Dass der maltechnische Allrounder als Untergrund oft billige Tapeten, Dekostoffe oder Wolldecken wählte, ist im Rückblick ein ironischer und doch irgendwie liebevoller Seitenhieb auf die peinliche Geschmackskultur des deutschen Kleinbürgertums. Aber auch die sich genialisch-begnadet gebende Kollegenschaft bekam von Polke ihr Fett weg. "Höhere Wesen befahlen: rechte obere Ecke schwarz malen!", schrieb der Spaßvogel 1969 auf eine weiße Leinwand mit schwarzem Dreieck.

1972, 1977 und 1982 nahm er an der Documenta teil


In den Achtzigern, als die Generation der "Neuen Wilden" zu einer neuen, schrillen Form von Figürlichkeit fand, entwickelte Polke sich in die Gegenrichtung, ja, er schien in impulsiven Tropf-, Schütt- und Wischbildern wieder auf die Anfangsjahre in der Klasse von Karl Otto Götz Bezug zu nehmen.

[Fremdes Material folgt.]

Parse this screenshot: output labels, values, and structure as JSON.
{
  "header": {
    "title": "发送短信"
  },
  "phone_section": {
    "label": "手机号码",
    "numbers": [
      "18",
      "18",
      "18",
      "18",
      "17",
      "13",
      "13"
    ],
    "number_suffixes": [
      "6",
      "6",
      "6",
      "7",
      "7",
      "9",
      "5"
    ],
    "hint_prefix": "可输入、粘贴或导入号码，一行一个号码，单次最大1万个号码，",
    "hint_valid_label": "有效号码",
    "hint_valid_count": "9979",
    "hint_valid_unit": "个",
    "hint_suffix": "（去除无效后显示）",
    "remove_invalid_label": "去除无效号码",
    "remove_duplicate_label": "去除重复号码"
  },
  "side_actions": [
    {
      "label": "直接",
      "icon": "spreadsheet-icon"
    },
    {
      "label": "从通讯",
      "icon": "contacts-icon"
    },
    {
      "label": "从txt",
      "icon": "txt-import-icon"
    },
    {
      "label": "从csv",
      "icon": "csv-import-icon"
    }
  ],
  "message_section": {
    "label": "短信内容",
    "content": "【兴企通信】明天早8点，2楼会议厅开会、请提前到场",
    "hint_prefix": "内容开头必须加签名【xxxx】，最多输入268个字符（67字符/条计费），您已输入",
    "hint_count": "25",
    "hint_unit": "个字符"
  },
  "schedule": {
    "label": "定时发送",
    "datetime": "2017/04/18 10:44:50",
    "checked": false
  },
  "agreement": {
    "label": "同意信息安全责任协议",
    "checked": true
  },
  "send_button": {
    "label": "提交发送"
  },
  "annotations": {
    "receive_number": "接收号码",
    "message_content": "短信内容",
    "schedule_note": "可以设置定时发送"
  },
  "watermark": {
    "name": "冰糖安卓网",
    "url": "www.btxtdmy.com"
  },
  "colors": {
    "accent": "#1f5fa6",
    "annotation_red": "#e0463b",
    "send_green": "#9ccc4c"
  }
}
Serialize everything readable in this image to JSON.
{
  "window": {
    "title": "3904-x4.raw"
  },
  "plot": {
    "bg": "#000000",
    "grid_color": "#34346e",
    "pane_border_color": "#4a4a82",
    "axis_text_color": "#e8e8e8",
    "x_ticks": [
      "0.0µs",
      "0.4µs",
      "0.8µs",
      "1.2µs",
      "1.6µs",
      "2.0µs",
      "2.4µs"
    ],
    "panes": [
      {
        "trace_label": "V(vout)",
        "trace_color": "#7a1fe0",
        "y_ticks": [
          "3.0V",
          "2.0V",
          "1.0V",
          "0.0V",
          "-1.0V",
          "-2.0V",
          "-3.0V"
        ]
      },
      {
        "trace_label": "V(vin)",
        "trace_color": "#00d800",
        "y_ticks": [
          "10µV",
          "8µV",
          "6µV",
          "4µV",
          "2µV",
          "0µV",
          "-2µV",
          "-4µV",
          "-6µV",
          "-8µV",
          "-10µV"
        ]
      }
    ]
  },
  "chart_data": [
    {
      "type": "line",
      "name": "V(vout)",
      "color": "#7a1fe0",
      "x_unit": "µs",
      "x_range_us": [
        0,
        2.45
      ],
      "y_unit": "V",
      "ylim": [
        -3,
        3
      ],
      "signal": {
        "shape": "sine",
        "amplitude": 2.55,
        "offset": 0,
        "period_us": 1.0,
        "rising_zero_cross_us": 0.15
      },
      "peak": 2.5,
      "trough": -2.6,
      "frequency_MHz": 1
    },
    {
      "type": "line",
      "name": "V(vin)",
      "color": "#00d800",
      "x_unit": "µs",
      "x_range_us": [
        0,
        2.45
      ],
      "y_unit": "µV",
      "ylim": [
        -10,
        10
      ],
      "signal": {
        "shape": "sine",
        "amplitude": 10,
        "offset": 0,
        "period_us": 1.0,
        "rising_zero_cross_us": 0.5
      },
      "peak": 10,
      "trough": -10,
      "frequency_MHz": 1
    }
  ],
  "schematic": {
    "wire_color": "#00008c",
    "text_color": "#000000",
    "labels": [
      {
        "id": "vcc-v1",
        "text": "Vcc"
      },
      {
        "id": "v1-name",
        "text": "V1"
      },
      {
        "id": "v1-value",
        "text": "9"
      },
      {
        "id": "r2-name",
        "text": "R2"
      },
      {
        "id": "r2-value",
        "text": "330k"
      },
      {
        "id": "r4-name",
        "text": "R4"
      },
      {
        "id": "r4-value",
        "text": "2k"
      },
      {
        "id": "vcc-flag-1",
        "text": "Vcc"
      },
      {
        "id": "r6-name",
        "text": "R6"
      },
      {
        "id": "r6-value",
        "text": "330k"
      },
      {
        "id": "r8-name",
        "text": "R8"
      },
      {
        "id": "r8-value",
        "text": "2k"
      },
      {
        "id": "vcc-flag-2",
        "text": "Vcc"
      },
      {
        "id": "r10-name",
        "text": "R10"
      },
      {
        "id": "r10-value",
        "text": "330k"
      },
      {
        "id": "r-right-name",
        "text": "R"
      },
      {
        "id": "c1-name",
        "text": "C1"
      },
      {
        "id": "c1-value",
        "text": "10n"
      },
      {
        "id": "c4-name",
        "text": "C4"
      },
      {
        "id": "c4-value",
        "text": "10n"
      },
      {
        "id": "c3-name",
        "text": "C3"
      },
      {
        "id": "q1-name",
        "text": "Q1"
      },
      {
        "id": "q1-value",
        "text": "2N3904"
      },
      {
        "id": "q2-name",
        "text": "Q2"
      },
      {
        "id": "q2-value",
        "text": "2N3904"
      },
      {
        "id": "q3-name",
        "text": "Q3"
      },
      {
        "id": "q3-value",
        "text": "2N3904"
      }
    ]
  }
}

Doch im Vordergrund stand dabei gar nicht mehr der innere Ausdruck, sondern das Ausprobieren. Mit Lacken und lichtempfindlichen Substanzen erschloss der emsige Farblaborant der Malerei innovative Verfahren. Seine Arbeiten bekamen so etwas geradezu Unkalkulierbares, denn sie veränderten ihre Oberfläche manchmal noch lange, nachdem sie das Atelier verlassen hatten.

Der stets öffentlichkeitsscheu gebliebene Malerstar hat alle Ehrungen und Erfolge eingesammelt, die der internationale Kunstbetrieb kennt. Allein dreimal, 1972, 1977 und 1982, nahm er an der Documenta teil. Außerdem war er deutscher Abgesandter der Biennale von Venedig und erhielt einen Ruf als Professor an die Hamburger Hochschule der bildenden Künste.

Vor seinem Studium an der Düsseldorfer Akademie hatte der Künstler eine Glasmalerlehre absolviert, was viele Gemälde sowie die späteren Leuchtkästen nicht zuletzt durch ihre handwerkliche Perfektion verraten. So schien er auch für die neue Fenstergestaltung des Züricher Großmünsters prädestiniert. 2009 war es Sigmar Polke noch vergönnt, dieses Großprojekt zu beenden.